My Favorite Baking Apple

By Cherie Carb

I always wondered how to choose a great baking apple. I mean, what really should I look for? Well a great baking apple has two important characteristics: a tough outer skin and a mixed taste. What is a mixed taste? It is sweet and tart.

My favorite apple to use for baking is the Cortland. I get them in the fall of the year between September and April.

Cortland Apples were a cross breed apple. It came to be at the New York State Agricultural Experiment Station 1898.

The name of the Cortland Apple came from the county in New York, Cortland County, which gets it's name from Mr. Pierre Van Cortlandt.

Mr. Cortlandt was the president of the convention that wrote the 1st New York State constitution. He also was the first lieutenant governor as well.

Cortland apple have a white, juicy flesh as where others have a yellow flesh. This makes them an appealing apple to serve as a garnish. The apples do not seem to discolor as quickly as other apples do.

Cortlands can be great served with crackers and cheese on a platter for example or on a kabob of fruit. They also can be great in fruit salad, adding their own unique flavor to the dishes.

To pick a good apple at the stand or grocer, test your Cortlands for firmness. In the palm of your hand, your apple should feel firm and heavy.

Also check it's skin. Is the outer layer wrinkling? If so, pass on the apple. Make sure it has the tough skin. Because if it is wrinkling it was in the cold too long or not long enough.

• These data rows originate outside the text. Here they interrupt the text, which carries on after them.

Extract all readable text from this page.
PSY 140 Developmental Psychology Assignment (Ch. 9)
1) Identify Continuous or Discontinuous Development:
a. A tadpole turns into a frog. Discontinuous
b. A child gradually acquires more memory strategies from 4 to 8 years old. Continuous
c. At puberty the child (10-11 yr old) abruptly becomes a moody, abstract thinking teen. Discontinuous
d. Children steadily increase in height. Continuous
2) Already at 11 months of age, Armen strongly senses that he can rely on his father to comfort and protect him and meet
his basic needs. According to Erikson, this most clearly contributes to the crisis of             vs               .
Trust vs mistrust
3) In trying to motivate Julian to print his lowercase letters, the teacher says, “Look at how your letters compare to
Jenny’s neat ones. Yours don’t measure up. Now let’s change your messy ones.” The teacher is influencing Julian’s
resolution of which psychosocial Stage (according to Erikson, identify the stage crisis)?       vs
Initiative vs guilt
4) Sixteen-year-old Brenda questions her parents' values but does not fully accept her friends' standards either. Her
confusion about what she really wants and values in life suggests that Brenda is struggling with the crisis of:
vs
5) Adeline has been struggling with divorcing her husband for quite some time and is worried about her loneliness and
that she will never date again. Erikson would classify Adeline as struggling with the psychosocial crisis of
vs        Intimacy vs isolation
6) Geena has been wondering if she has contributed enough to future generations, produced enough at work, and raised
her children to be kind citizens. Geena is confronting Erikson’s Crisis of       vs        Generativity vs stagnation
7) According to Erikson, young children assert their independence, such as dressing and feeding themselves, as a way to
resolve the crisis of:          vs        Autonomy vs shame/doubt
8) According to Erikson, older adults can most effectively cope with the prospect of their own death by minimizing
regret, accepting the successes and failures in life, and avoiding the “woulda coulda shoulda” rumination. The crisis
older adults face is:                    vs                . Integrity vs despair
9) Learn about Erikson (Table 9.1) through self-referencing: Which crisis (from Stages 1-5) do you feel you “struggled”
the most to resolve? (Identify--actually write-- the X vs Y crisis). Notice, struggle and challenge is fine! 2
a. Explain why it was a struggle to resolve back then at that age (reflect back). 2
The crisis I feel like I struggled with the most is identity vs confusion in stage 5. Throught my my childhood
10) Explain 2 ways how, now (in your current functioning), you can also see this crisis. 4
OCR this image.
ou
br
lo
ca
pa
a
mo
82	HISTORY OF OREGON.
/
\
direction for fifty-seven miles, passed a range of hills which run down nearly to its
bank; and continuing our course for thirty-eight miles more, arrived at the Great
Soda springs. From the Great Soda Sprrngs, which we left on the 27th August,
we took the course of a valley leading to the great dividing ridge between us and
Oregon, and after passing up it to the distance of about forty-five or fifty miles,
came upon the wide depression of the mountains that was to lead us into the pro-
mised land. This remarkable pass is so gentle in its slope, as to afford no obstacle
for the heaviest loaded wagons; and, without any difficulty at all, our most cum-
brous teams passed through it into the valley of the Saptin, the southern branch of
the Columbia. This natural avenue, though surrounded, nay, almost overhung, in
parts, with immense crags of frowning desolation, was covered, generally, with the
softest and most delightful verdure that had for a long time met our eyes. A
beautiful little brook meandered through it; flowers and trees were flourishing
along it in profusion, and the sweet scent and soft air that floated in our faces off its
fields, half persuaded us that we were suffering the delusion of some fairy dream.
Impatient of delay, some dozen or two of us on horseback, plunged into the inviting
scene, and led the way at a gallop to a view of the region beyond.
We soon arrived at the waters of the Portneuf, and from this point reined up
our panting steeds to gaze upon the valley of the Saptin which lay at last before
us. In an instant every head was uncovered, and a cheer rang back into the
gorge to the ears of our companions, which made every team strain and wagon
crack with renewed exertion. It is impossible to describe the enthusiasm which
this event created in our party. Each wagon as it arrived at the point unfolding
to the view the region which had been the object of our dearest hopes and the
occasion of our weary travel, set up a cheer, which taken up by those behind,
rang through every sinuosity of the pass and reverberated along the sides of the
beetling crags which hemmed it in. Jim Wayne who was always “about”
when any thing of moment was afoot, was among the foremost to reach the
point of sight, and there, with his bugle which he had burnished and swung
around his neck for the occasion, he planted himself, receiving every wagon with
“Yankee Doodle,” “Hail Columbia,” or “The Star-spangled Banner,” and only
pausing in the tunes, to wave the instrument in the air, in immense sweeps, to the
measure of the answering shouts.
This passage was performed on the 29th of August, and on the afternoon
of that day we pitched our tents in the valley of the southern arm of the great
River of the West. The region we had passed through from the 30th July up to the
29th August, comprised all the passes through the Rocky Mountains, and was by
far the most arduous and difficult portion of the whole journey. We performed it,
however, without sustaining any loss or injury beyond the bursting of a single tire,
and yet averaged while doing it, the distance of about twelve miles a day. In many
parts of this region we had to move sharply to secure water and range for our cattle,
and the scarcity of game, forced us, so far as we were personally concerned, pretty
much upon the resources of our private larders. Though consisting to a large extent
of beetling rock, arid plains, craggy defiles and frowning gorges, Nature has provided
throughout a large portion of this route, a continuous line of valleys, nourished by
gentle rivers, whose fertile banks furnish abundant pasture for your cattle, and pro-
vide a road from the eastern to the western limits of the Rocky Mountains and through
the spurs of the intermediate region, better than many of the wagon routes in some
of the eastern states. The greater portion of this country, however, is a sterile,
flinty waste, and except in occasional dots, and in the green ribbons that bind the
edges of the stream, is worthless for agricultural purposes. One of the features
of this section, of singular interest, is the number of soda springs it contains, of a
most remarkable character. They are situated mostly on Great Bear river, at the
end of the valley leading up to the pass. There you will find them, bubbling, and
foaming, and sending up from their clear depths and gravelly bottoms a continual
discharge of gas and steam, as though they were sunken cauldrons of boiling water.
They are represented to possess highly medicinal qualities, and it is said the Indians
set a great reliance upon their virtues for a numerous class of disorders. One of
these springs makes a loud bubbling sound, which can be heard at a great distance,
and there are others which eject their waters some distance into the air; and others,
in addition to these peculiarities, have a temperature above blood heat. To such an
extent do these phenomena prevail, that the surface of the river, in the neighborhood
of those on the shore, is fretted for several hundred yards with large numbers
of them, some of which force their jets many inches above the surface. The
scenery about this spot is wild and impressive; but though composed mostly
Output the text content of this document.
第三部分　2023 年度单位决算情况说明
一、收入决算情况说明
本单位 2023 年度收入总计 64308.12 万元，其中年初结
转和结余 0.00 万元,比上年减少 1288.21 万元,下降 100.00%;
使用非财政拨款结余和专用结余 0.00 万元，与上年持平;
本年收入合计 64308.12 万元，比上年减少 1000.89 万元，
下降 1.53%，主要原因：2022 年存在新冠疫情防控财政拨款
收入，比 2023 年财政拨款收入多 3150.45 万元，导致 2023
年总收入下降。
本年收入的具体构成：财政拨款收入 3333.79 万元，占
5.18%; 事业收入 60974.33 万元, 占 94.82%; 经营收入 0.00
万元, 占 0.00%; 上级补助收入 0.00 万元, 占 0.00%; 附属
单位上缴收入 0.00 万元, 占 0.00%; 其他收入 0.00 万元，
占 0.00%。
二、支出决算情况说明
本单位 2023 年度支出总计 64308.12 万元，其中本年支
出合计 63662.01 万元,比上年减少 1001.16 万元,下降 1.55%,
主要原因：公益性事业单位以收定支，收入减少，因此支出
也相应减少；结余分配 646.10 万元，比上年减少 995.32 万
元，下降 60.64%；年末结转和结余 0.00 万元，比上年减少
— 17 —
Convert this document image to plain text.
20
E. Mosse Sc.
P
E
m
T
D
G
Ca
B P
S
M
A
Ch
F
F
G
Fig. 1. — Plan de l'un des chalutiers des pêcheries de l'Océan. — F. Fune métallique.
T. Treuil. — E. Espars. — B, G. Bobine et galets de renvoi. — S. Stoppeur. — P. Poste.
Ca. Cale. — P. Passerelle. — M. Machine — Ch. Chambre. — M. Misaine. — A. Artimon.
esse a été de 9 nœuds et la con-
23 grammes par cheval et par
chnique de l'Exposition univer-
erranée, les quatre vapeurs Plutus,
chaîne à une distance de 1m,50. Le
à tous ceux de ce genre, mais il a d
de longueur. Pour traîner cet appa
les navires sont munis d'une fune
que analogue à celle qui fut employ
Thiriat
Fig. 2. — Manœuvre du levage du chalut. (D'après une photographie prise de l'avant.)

To keep your apples fresh is easy. Keep them cold in your refrigerator. Freezing will not happen unless the temperatures go below 28F.

A tip if you are going to have them sitting out for a longer period of time sliced up, rub the slices in a bit of lemon juice. It will keep them from browning up too.

Make sure to visit your local orchard to see what great apples they have. It is fun and a great thing to do with the kids. And it is the best way to taste a fresh apple anytime.